Lucas relata a presença de mulheres entre os lamentadores que acompanhavam Jesus (23:27-31). Enquanto os discípulos haviam dormido durante a agonia de Jesus no Getsêmani (22:39-46), as mulheres o seguem, chorando. Elas são as únicas que ainda estão com ele. Os soldados estão absorvidos lançando sortes e dividindo as roupas de Jesus entre si (23:34), o povo apenas observa, e as autoridades zombam: Salvou os outros; a si mesmo se salve (23:35). Abandonado por todos, exceto pelas mulheres, Jesus está sozinho e desolado.

23:39-49 A crucificação

Ironicamente, a inscrição que indicava a acusação contra Jesus, e que foi pregada na cruz acima de sua cabeça, é profundamente verdadeira. Na morte, bem como na vida, ele é o Messias. Ou, à maneira peculiarmente romana, os executores haviam formulado sua identidade: ele é o Rei dos Judeus (23:38).
Apenas Lucas relata a conversa entre Jesus e os criminosos ao seu lado, culminando com a declaração de Jesus ao criminoso arrependido: Em verdade te digo que hoje estarás comigo no paraíso (23:43). Além disso, apenas Lucas registra o grito de Jesus: Pai, nas tuas mãos entrego o meu espírito (23:46).
0 criminoso que teme a Deus e sabe que merece morrer (23:40-41) repreende o outro criminoso e suplica a Jesus: Lembra-te de mim quando vieres no teu reino (23:42). Jesus responde: Em verdade te digo que hoje estarás comigo no paraíso (23:43). Até o fim, a missão de Jesus e o seu reino foram estendidos aos rejeitados, aos “publicamos e pecadores” (7:34).

As palavras finais de Jesus morrendo sobre a cruz Pai, nas tuas mãos entrego o meu espírito! também refletem sua fidelidade.

Imediatamente após pronunciar essas palavras, ele expirou (23:46). Jesus encerrou seu ministério terreno com uma oração tranquila, extraída de Salmos 31:5: “Nas tuas mãos, entrego meu espírito; tu me remiste, Senhor, Deus da verdade”. Nesta oração, o crente declara sua absoluta confiança de que Deus o remirá. A versão de Lucas sobre a crucificação insiste em que Jesus confiou e teve fé em Deus até o fim. Após orar essas palavras, ele morreu.
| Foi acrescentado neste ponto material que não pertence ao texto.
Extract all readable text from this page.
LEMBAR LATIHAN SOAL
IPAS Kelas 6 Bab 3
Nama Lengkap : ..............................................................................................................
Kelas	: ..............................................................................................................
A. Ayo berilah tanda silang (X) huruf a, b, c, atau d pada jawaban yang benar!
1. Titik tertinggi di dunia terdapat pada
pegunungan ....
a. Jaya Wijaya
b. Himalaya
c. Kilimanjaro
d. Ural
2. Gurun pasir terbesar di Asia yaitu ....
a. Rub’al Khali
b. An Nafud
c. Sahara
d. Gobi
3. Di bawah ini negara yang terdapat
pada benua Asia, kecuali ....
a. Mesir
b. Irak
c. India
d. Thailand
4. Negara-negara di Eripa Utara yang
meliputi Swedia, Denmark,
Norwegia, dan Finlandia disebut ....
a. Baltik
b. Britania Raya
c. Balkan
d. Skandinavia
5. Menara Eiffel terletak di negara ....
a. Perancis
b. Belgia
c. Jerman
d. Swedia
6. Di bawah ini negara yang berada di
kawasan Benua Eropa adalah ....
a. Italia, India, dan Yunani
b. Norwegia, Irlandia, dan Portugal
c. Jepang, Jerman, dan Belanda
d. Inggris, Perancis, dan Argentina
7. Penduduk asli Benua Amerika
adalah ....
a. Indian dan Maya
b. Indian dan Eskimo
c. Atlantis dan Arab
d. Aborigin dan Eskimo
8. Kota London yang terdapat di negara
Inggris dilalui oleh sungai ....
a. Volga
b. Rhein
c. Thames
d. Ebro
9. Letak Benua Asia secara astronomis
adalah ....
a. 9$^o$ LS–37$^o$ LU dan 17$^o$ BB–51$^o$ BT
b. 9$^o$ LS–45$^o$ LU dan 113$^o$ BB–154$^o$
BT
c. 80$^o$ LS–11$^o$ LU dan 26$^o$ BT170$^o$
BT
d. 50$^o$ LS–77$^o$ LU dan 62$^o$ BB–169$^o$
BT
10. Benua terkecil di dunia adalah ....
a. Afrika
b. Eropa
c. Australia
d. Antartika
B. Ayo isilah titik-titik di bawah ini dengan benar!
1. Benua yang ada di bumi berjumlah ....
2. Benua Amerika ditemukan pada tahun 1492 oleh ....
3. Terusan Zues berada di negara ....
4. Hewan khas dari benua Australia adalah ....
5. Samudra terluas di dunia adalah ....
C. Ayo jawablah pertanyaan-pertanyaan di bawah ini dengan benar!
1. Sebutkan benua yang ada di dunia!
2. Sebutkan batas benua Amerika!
Deus nunca o perdeu de vista.

23:50-56 O sepultamento de Jesus

Jesus, embora crucificado como um agitador político, não foi sepultado como criminoso. Como o sábado se aproximava, e preparações necessárias deviam ser observadas para sua comemoração, seu corpo foi removido da cruz para evitar a contaminação desse período sagrado (Dt 21:22-23). José de Arimateia toma a iniciativa de dar a Jesus um enterro honrado. Ele é apresentado como membro do Sinédrio, homem bom e justo (que não tinha concordado com o desígnio e ação dos outros) (23:50-51). Embora os membros do concilio houvessem condenado Jesus à morte (Mc 14:64), José assume a atitude corajosa de reclamar o corpo de Jesus junto a Pilatos.

Como faltava muito pouco tempo para o início do sábado, José não conseguiu preparar adequadamente o corpo de Jesus para o enterro. Seu corpo nu foi simplesmente envolvido num lençol de linho. As testemunhas desse acontecimento foram as mulheres que haviam seguido Jesus desde a Galileia. Após o enterro, elas voltaram para casa e prepararam especiarias e perfumes para o corpo de Jesus.